- Location: Prince Albert National Park, Saskatchewan
- Coordinates: 54°06′00″N 106°27′02″W﻿ / ﻿54.1001°N 106.4505°W
- Part of: Churchill River drainage basin
- Primary inflows: Bagwa Lake Channel
- River sources: Waskesiu Upland
- Primary outflows: Kingsmere River
- Basin countries: Canada
- Surface area: 5,912.7 ha (14,611 acres)
- Max. depth: 45.1 m (148 ft)
- Shore length^{1}: 38 km (24 mi)
- Surface elevation: 535 m (1,755 ft)
- Settlements: None

= Kingsmere Lake =

Lake in Saskatchewan, Canada

Kingsmere Lake is a lake surrounded by boreal forest in the Canadian province of Saskatchewan. At 5912.7 ha in size and over 45.1 m deep, it is a large lake in the Waskesiu Upland of central Saskatchewan. Several creeks and rivers feed the lake from the surrounding hills and, at the southern end of the lake, the outlet — Kingsmere River — flows south into Waskesiu Lake. The lake is within the Churchill River drainage basin.

Kingsmere Lake is entirely within Prince Albert National Park. It has seven campgrounds, access to Grey Owl's cabin on Ajawaan Lake, hiking trails, canoeing, boating, and fishing. Access to the lake is from a trail that begins at the end of Kingsmere Road and follows the Kingsmere River northward.

== Campgrounds, trails, and canoe routes ==
There are seven backcountry campgrounds on Kingsmere Lake, four of which are on the Grey Owl Trail. The Grey Owl Trail is 19.9 km long and traverses the eastern shore of the lake from Kingsmere River to Grey Owl's cabin. One campground is on Kingsmere River Trail and the other two are only accessible by boat. The Kingsmere River Trail is 1.5 km long and follows the western bank of the Kingsmere River to the southern end of lake. Boat access to Kingsmere Lake is via a 1 km long rail car portage that bypasses the rapids at the head of Kingsmere River.

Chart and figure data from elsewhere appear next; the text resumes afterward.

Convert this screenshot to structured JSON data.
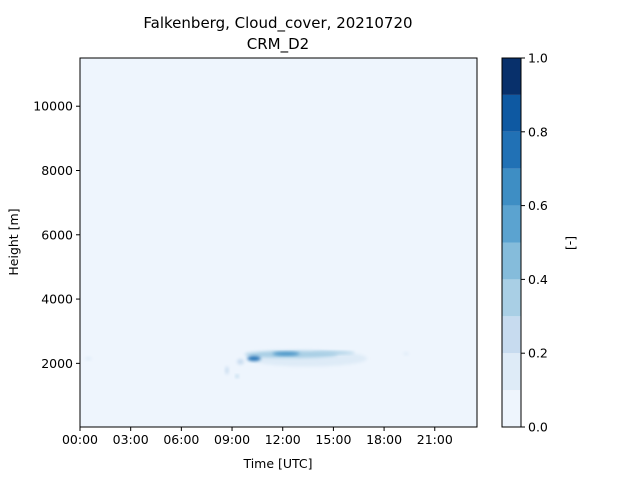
{
  "chart_data": {
    "type": "heatmap",
    "title": "Falkenberg, Cloud_cover, 20210720",
    "subtitle": "CRM_D2",
    "xlabel": "Time [UTC]",
    "ylabel": "Height [m]",
    "colorbar_label": "[-]",
    "x_ticks": [
      "00:00",
      "03:00",
      "06:00",
      "09:00",
      "12:00",
      "15:00",
      "18:00",
      "21:00"
    ],
    "x_tick_hours": [
      0,
      3,
      6,
      9,
      12,
      15,
      18,
      21
    ],
    "xlim_hours": [
      0,
      23.5
    ],
    "y_ticks": [
      2000,
      4000,
      6000,
      8000,
      10000
    ],
    "ylim": [
      20,
      11500
    ],
    "colorbar_ticks": [
      "0.0",
      "0.2",
      "0.4",
      "0.6",
      "0.8",
      "1.0"
    ],
    "colorbar_tick_values": [
      0,
      0.2,
      0.4,
      0.6,
      0.8,
      1.0
    ],
    "levels": [
      0,
      0.1,
      0.2,
      0.3,
      0.4,
      0.5,
      0.6,
      0.7,
      0.8,
      0.9,
      1.0
    ],
    "colors": [
      "#eef5fd",
      "#deebf7",
      "#c7dbef",
      "#a9cfe5",
      "#85bcdb",
      "#5ba3d0",
      "#3e8ec4",
      "#2171b5",
      "#0e59a2",
      "#08306b"
    ],
    "cloud_regions": [
      {
        "time_h": 0.5,
        "height": 2150,
        "time_width_h": 0.4,
        "height_width": 60,
        "value": 0.15
      },
      {
        "time_h": 8.7,
        "height": 1780,
        "time_width_h": 0.2,
        "height_width": 250,
        "value": 0.25
      },
      {
        "time_h": 9.3,
        "height": 1600,
        "time_width_h": 0.1,
        "height_width": 80,
        "value": 0.35
      },
      {
        "time_h": 9.5,
        "height": 2050,
        "time_width_h": 0.4,
        "height_width": 180,
        "value": 0.2
      },
      {
        "time_h": 13.5,
        "height": 2150,
        "time_width_h": 7.0,
        "height_width": 500,
        "value": 0.12
      },
      {
        "time_h": 12.5,
        "height": 2280,
        "time_width_h": 5.5,
        "height_width": 220,
        "value": 0.3
      },
      {
        "time_h": 10.3,
        "height": 2150,
        "time_width_h": 0.8,
        "height_width": 150,
        "value": 0.75
      },
      {
        "time_h": 12.2,
        "height": 2300,
        "time_width_h": 1.6,
        "height_width": 110,
        "value": 0.6
      },
      {
        "time_h": 15.0,
        "height": 2330,
        "time_width_h": 2.5,
        "height_width": 90,
        "value": 0.35
      },
      {
        "time_h": 19.3,
        "height": 2300,
        "time_width_h": 0.3,
        "height_width": 40,
        "value": 0.15
      }
    ]
  }
}
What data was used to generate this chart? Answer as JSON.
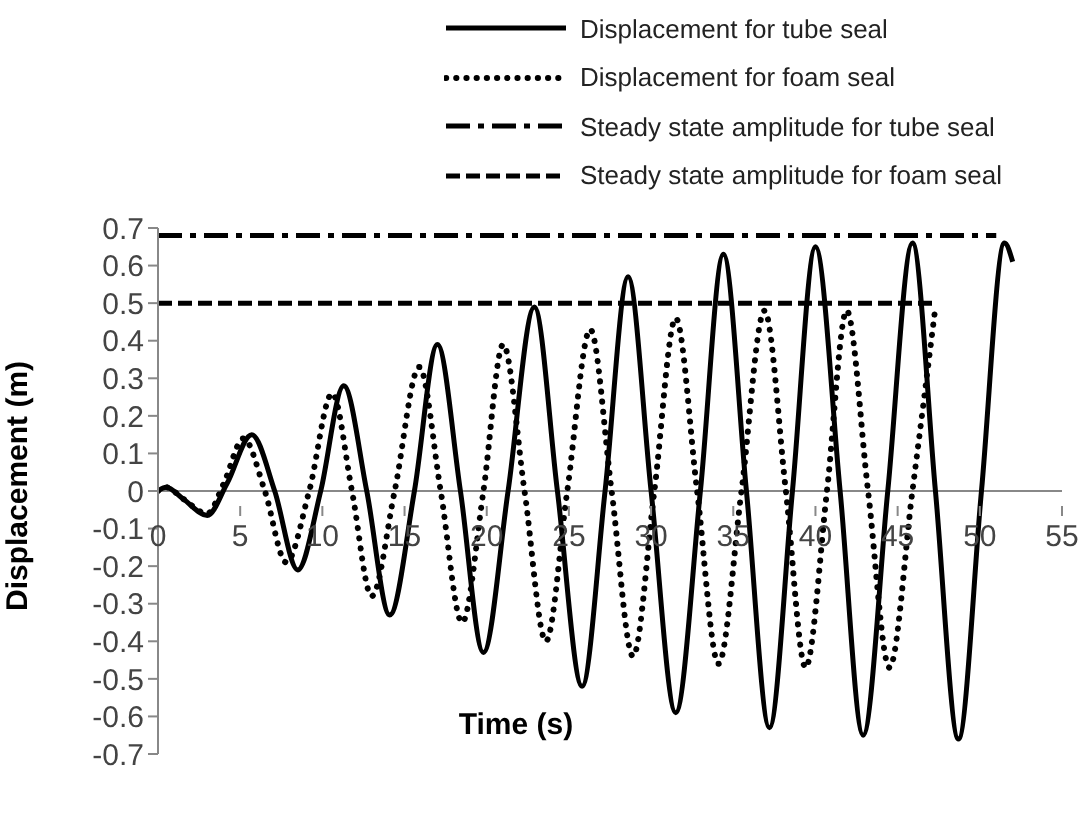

- Westwind Group Campground — the first campground on Grey Owl Trail, it is on the south-eastern corner of the lake
- Chipewyan Portage Campground — the second campground on the trail, it is situated on the eastern shore of the lake at the western end of an historical portage between Crean Lake and Kingsmere Lake
- Sandy Beach Campground — the third campground on the trail, it is on the north-eastern shore
- Northend Campground and Group Camping — the final campground on the trail, is on the northern shore
- Southend Campground — is at the end of the Kingsmere River Trail and has a kitchen shelter
- Bladebone Bay Campground — is on the north-western shore and is only accissble by boat
- Pease Point Campground — is on the western shore at the mouth of the Bagwa Lake Channel

=== Bagwa Canoe Route ===
The Bagwa Canoe Route is a canoe route that begins at the southern end of Kingsmere Lake, follows the western shore, traverses the Bagwa Lake Channel, and goes through three other lakes. The route is well marked and takes 7 to 10 hours to complete. Besides the campgrounds on Kingsmere Lake, there are two more campgrounds on the canoe route — one on Bagwa Lake and the other on Lily Lake.

Beginning at the rail car portage and Southend Campground, the canoe route follows the western shore of Kingsmere Lake to Bagwa Lake Channel and Pease Campground. The route then follows the channel to Bagwa Lake. Bagwa Lake Campground is at the southern end of Bagwa Lake. The route then follows a creek into Lily Lake. Lily Lake Campground is on the eastern shore of Lily Lake. At the south-eastern end of Lily Lake is a 200 m long portage that goes to Clare Lake. At the eastern end of Clare lake is another 200 m long portage that goes back to Kingsmere Lake.

== Fish species ==
Fish commonly found in Kingsmere Lake include northern pike, walleye, and lake trout.